Zelenskiy accuses Russia of holding Zaporizhzhia nuclear plant 'hostage'


Ukraine's president said Russian troops were holding the Zaporizhzhia nuclear plant "hostage" and its safety could not be guaranteed until they left it, while his forces shut the frontline town of Avdiivka as they planned their next move.

Russian troops have occupied the nuclear power plant, Europe's largest, since the early weeks of the invasion of Ukraine and have shown no inclination to relinquish control.

"Holding a nuclear power station hostage for more than a year - this is surely the worst thing that has ever happened in the history of European or world-wide nuclear power," President Volodymyr Zelenskiy said in his nightly video address.

He decried the Russian presence as "radiation blackmail".

His comments followed a meeting earlier in the day with Rafael Grossi, the director general of the International Atomic Energy Agency (IAEA). The two met at the Dnipro hydroelectric power station - northeast of the Zaporizhzhia plant.

Initiatives on restoring safety and security are "doomed to failure" without an immediate withdrawal of Russian troops from the plant, Zelenskiy said in comments posted on the presidential website.

Russia and Ukraine routinely accuse each other of shelling the Zaporizhzhia plant. Fighting around it and worries of a water shortage and that cooling systems could lose power have raised fears of a nuclear disaster.

A team of IAEA has since September been stationed at the plant, which Kyiv has accused Moscow of using as a shield for troops and military hardware.

Grossi has repeatedly called for a safety zone around it and he is due to visit it again this week. He has tried to negotiate with both sides but said in January that brokering a deal was getting harder.

Zaporizhzhia is one of four regions Russia claimed to annex in September after referendums slammed globally as shams.
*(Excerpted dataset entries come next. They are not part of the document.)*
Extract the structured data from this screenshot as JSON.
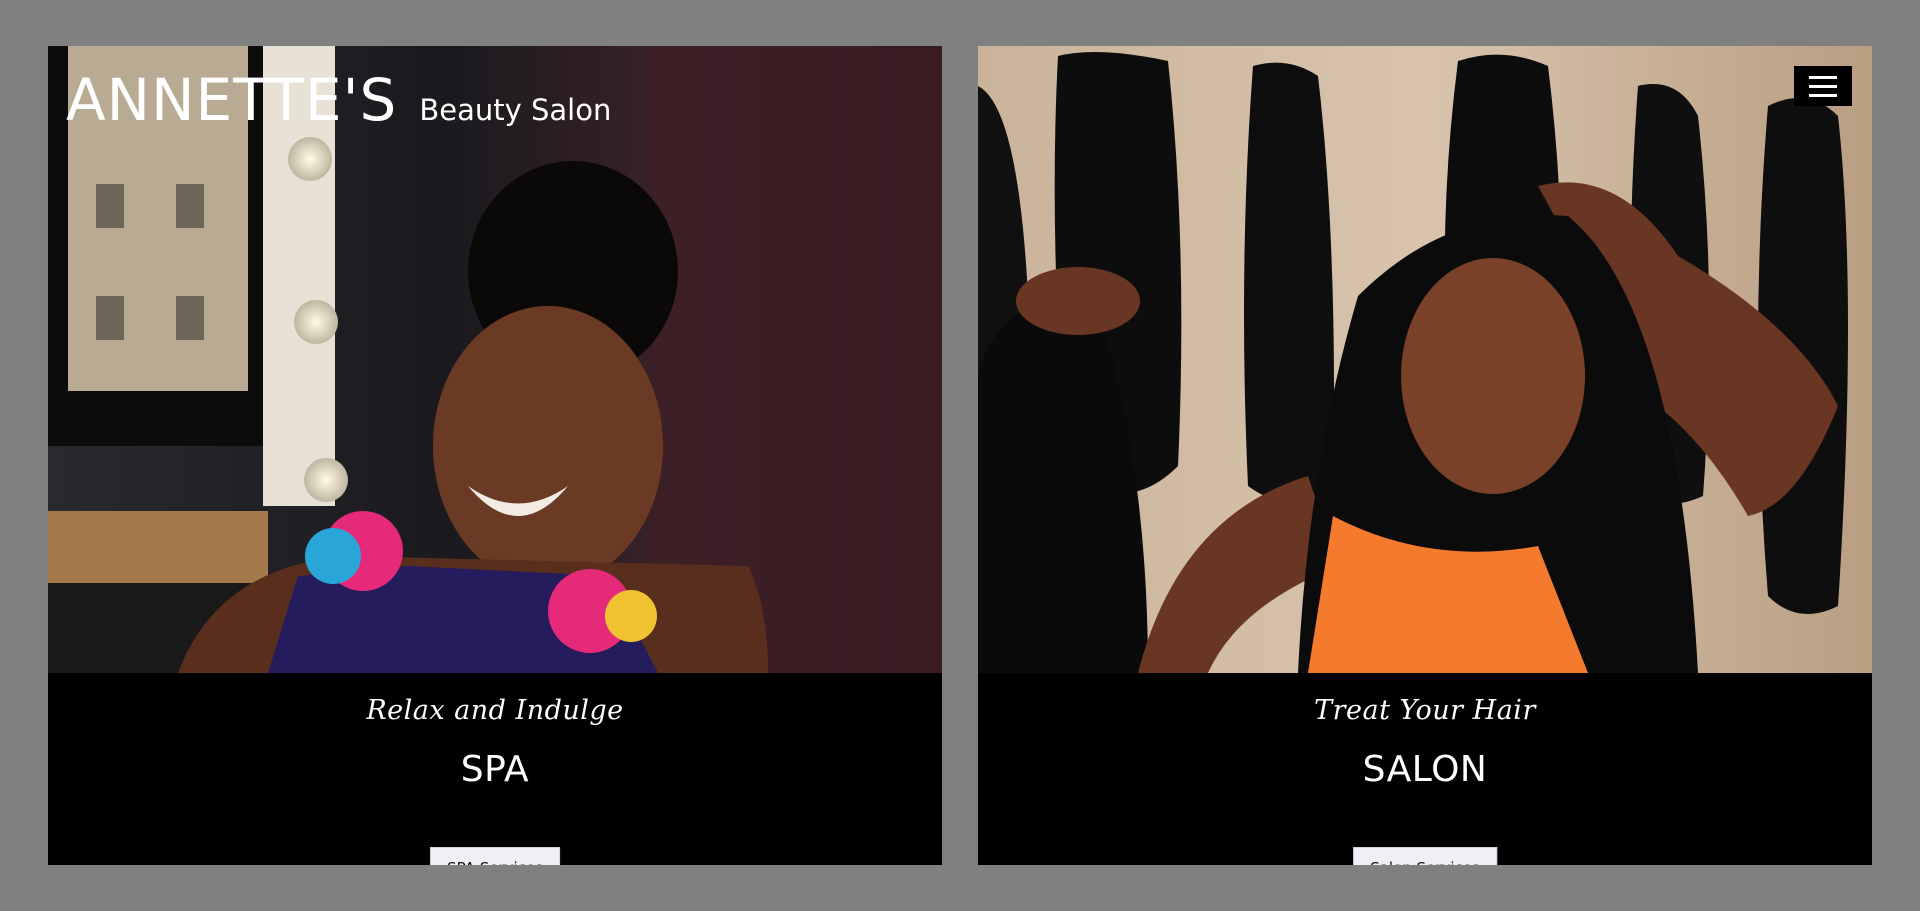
{
  "brand": {
    "name": "ANNETTE'S",
    "subtitle": "Beauty Salon"
  },
  "header": {
    "menu_icon": "hamburger-menu-icon"
  },
  "cards": [
    {
      "tagline": "Relax and Indulge",
      "title": "SPA",
      "button_label": "SPA Services"
    },
    {
      "tagline": "Treat Your Hair",
      "title": "SALON",
      "button_label": "Salon Services"
    }
  ],
  "colors": {
    "page_background": "#808080",
    "caption_background": "#000000",
    "button_background": "#eef0f5",
    "text_light": "#ffffff"
  }
}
Russia views the plant as its territory, which Ukraine denies.

Zelenskiy visited the southeastern Zaporizhzhia region on Monday, the latest stage of a tour of frontline regions since a top general said Ukraine's counterattack could come soon.


Analysts expect a Ukrainian counterattack to get underway in earnest over April-May as the weather improves and more military aid arrives, including battle tanks Leopard and Challenger.

The 18 Leopard 2 tanks, workhorse of militaries across Europe, pledged by Germany have reached Ukraine, the German Defence Ministry said on Monday.

"I'm sure that they can make a decisive contribution on the front," German Defence Minister Boris Pistorius said on Twitter.

Front lines in Ukraine have barely moved for more than four months despite a Russian winter offensive. Ukraine's military aims to wear down Russian forces before mounting its own attack.

Russia's Wagner mercenary force, which fights alongside Russian forces in eastern Ukraine and is thought to have sustained heavy losses, is seeking to replenish its ranks ahead of any Ukrainian counteroffensive.

A giant recruitment advertisement for the group has appeared on the facade of an office building in north-east Moscow.

It shows Wagner's logo and slogans such as "Join the winning team!" and "Together we will win", along with a picture of a masked man holding a weapon.